Cadre et Limites
De nombreux jeunes parents questionnent aujourd’hui le cadre éducatif dans lequel ils ont eux-mêmes grandi. Cette remise en question est, selon moi, une démarche saine et nécessaire. Toutefois, lorsqu’on s’éloigne des modèles connus, il est fréquent de se sentir démuni : quelles limites poser, comment les formuler, et dans quel objectif ?
Poser un cadre éducatif est primordial pour le jeune enfant, tout en restant bienveillant. Comment alors allier les deux ?
Le cadre éducatif est essentiel pour l’enfant, car il définit une zone de sécurité : un espace dans lequel il peut jouer, manger ou dormir sereinement. Cela suppose un environnement sécurisé et la présence d’un (ou plusieurs) adulte référent. La répétition du cadre permet à l’enfant de construire des repères dans un monde complexe. Elle apporte de la stabilité et facilite les apprentissages du quotidien.
Les limites servent également un objectif plus large : permettre à l’enfant d’entrer progressivement dans la vie en collectivité. Il s’agit de l’aider à apprendre, pas à pas, les règles nécessaires pour vivre avec les autres. Expliquer le cadre à l’enfant l’aide à comprendre le monde qui l’entoure, ce qui est attendu de lui et comment interagir socialement.
Alors, comment choisir ce qui est permis et ce qui ne l’est pas ?
Je vous propose de vous appuyer sur le trio « Santé – Sécurité – Respect » pour décider quand intervenir ou non. C’est un outil que j’utilise personnellement très souvent. On peut se poser la question suivante : est-ce que la situation concerne la santé, la sécurité ou le respect de :
- l’enfant,
- un autre,
- moi-même ?
Une fois le cadre défini, on pourrait croire que tout est en place… mais ce n’est évidemment pas si simple.

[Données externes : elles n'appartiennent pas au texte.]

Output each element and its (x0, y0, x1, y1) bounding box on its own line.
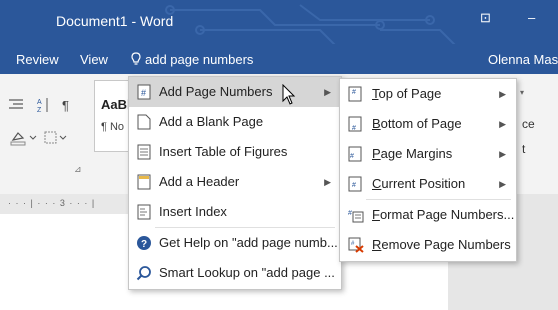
dialog-launcher-icon[interactable]: ⊿ (74, 164, 82, 175)
svg-text:#: # (348, 210, 352, 217)
sort-icon[interactable]: A Z (36, 96, 50, 114)
submenu-arrow-icon: ▶ (499, 179, 506, 189)
menu-item-label: Get Help on "add page numb... (159, 235, 338, 250)
menu-item-label: Insert Index (159, 204, 227, 219)
tab-review[interactable]: Review (16, 52, 59, 67)
page-number-icon: # (137, 84, 151, 100)
svg-text:#: # (352, 89, 356, 96)
bottom-of-page-icon: # (348, 116, 362, 132)
svg-text:#: # (350, 153, 354, 160)
tell-me-results-menu: # Add Page Numbers ▶ Add a Blank Page In… (128, 76, 342, 290)
submenu-item-label: Format Page Numbers... (372, 200, 514, 230)
menu-item-add-header[interactable]: Add a Header ▶ (129, 167, 341, 197)
menu-item-label: Smart Lookup on "add page ... (159, 265, 335, 280)
ruler: · · · | · · · 3 · · · | (0, 194, 130, 214)
menu-item-label: Add a Header (159, 174, 240, 189)
submenu-item-label: Remove Page Numbers (372, 230, 511, 260)
mouse-pointer-icon (282, 84, 296, 105)
submenu-item-label: Page Margins (372, 139, 452, 169)
submenu-arrow-icon: ▶ (499, 89, 506, 99)
label-rest: ottom of Page (380, 116, 462, 131)
borders-icon[interactable] (44, 130, 70, 146)
label-rest: op of Page (378, 86, 442, 101)
tab-view[interactable]: View (80, 52, 108, 67)
window-title: Document1 - Word (56, 13, 174, 29)
submenu-item-format-page-numbers[interactable]: # Format Page Numbers... (340, 200, 516, 230)
access-key: F (372, 207, 380, 222)
blank-page-icon (137, 114, 151, 130)
svg-text:#: # (352, 125, 356, 132)
shading-icon[interactable] (10, 130, 40, 146)
submenu-item-label: Top of Page (372, 79, 441, 109)
tell-me-search[interactable]: add page numbers (131, 52, 253, 67)
top-of-page-icon: # (348, 86, 362, 102)
chevron-down-icon[interactable]: ▾ (520, 88, 524, 97)
page-numbers-submenu: # Top of Page ▶ # Bottom of Page ▶ # Pag… (339, 78, 517, 262)
access-key: R (372, 237, 382, 252)
submenu-arrow-icon: ▶ (499, 149, 506, 159)
align-right-icon[interactable] (8, 98, 26, 112)
submenu-item-label: Current Position (372, 169, 465, 199)
format-page-numbers-icon: # (348, 210, 364, 223)
help-icon: ? (137, 236, 151, 250)
label-rest: emove Page Numbers (381, 237, 511, 252)
ribbon-fragment-replace[interactable]: ce (522, 117, 535, 131)
access-key: C (372, 176, 382, 191)
style-preview: AaBl (101, 97, 131, 112)
lightbulb-icon (131, 52, 141, 65)
submenu-item-page-margins[interactable]: # Page Margins ▶ (340, 139, 516, 169)
access-key: P (372, 146, 381, 161)
tell-me-text: add page numbers (145, 52, 254, 67)
svg-text:#: # (352, 182, 356, 189)
menu-item-label: Insert Table of Figures (159, 144, 288, 159)
table-of-figures-icon (137, 144, 151, 160)
user-name[interactable]: Olenna Mason (488, 52, 558, 67)
ruler-marks: · · · | · · · 3 · · · | (8, 198, 96, 208)
remove-page-numbers-icon: # (348, 237, 364, 253)
menu-item-insert-table-of-figures[interactable]: Insert Table of Figures (129, 137, 341, 167)
label-rest: ormat Page Numbers... (379, 207, 515, 222)
ribbon-tab-row: Review View add page numbers Olenna Maso… (0, 44, 558, 74)
submenu-item-remove-page-numbers[interactable]: # Remove Page Numbers (340, 230, 516, 260)
page-margins-icon: # (348, 146, 362, 162)
label-rest: age Margins (380, 146, 453, 161)
menu-item-get-help[interactable]: ? Get Help on "add page numb... (129, 228, 341, 258)
svg-text:#: # (141, 88, 146, 98)
current-position-icon: # (348, 176, 362, 192)
index-icon (137, 204, 151, 220)
menu-item-label: Add a Blank Page (159, 114, 264, 129)
header-icon (137, 174, 151, 190)
access-key: B (372, 116, 381, 131)
submenu-item-top-of-page[interactable]: # Top of Page ▶ (340, 79, 516, 109)
smart-lookup-icon (136, 266, 151, 281)
menu-item-add-blank-page[interactable]: Add a Blank Page (129, 107, 341, 137)
submenu-item-current-position[interactable]: # Current Position ▶ (340, 169, 516, 199)
menu-item-label: Add Page Numbers (159, 84, 273, 99)
label-rest: urrent Position (381, 176, 466, 191)
pilcrow-icon[interactable]: ¶ (62, 98, 69, 113)
svg-text:?: ? (141, 239, 147, 250)
submenu-arrow-icon: ▶ (324, 87, 331, 97)
ribbon-display-options-icon[interactable]: ⊡ (480, 10, 491, 26)
submenu-item-label: Bottom of Page (372, 109, 462, 139)
menu-item-insert-index[interactable]: Insert Index (129, 197, 341, 227)
submenu-arrow-icon: ▶ (324, 177, 331, 187)
title-bar: Document1 - Word ⊡ – (0, 0, 558, 44)
style-name: ¶ No (101, 121, 125, 133)
menu-item-smart-lookup[interactable]: Smart Lookup on "add page ... (129, 258, 341, 288)
svg-text:Z: Z (37, 107, 42, 114)
menu-item-add-page-numbers[interactable]: # Add Page Numbers ▶ (129, 77, 341, 107)
minimize-button[interactable]: – (528, 10, 535, 25)
ribbon-fragment-select[interactable]: t (522, 142, 525, 156)
submenu-arrow-icon: ▶ (499, 119, 506, 129)
submenu-item-bottom-of-page[interactable]: # Bottom of Page ▶ (340, 109, 516, 139)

Pourquoi est-il difficile pour les enfants de respecter le cadre ?
Parce qu’ils sont en train d’apprendre à comprendre le monde. Pour cela, ils ont besoin d’expérimenter. Lorsque l’adulte dit « non », l’enfant doit analyser de quel type de « non » il s’agit. En effet, il existe plusieurs « non » :
le « non » strictement interdit,
le « non » négociable,
et le « non » dit par réflexe, qui devient finalement un « oui ».
Il est normal — et même sain — qu’il existe plusieurs « non ». Cela demande toutefois du temps à l’enfant pour pouvoir les différencier. Il va alors répéter ce qui est interdit afin de mieux comprendre la règle et observer l’adulte pour analyser la réaction et sa cohérence dans le temps.
Il ne s’agit pas de provocation, mais bien d’une démarche de compréhension du monde qui l’entoure.
Lorsque l’enfant commence à intégrer le cadre, il réalise aussi que les règles varient selon les personnes et les lieux (maison, crèche, grands-parents). Cela mobilise ses capacités d’adaptation, ce qui est très positif, mais nécessite là encore du temps.
Comment, alors, rester bienveillant tout en posant des limites ?
Voici quelques pistes :
- Se placer face à l’enfant, à sa hauteur.
- Capter son attention et attendre que l’émotion soit moins intense pour communiquer.
- Utiliser un ton ferme et clair, un regard sérieux et une posture corporelle stable.
- Expliquer l’interdiction et la maintenir.
- Répéter afin que l’enfant intègre la règle, avec une réaction constante et sans colère.
- Avec les plus grands, les inviter à se rappeler eux-mêmes de la règle.
La bienveillance
Être dans la bienveillance, c’est être respectueux de l’autre, d’autant plus lorsqu’il s’agit d’un enfant. Une grande part de cette posture repose sur la compréhension que l’enfant a besoin d’explorer son environnement pour apprendre. L’observer, l’accompagner et éviter de faire à sa place sont essentiels. Nous sommes là pour le guider, non pour le modeler.
Être à l’écoute, prendre le temps lorsque cela est possible, répondre et expliquer posent les bases d’une relation bienveillante. Accompagner l’enfant dans ses émotions en fait également partie… mais ce sera le sujet d’un autre article.
Conclusion
Poser un cadre clair et cohérent n’est pas incompatible avec la bienveillance. Au contraire, c’est précisément ce cadre qui permet à l’enfant de se sentir en sécurité pour explorer, apprendre et grandir. Chaque répétition, chaque ajustement fait partie du processus. Avancer pas à pas, avec constance et respect, est déjà suffisant.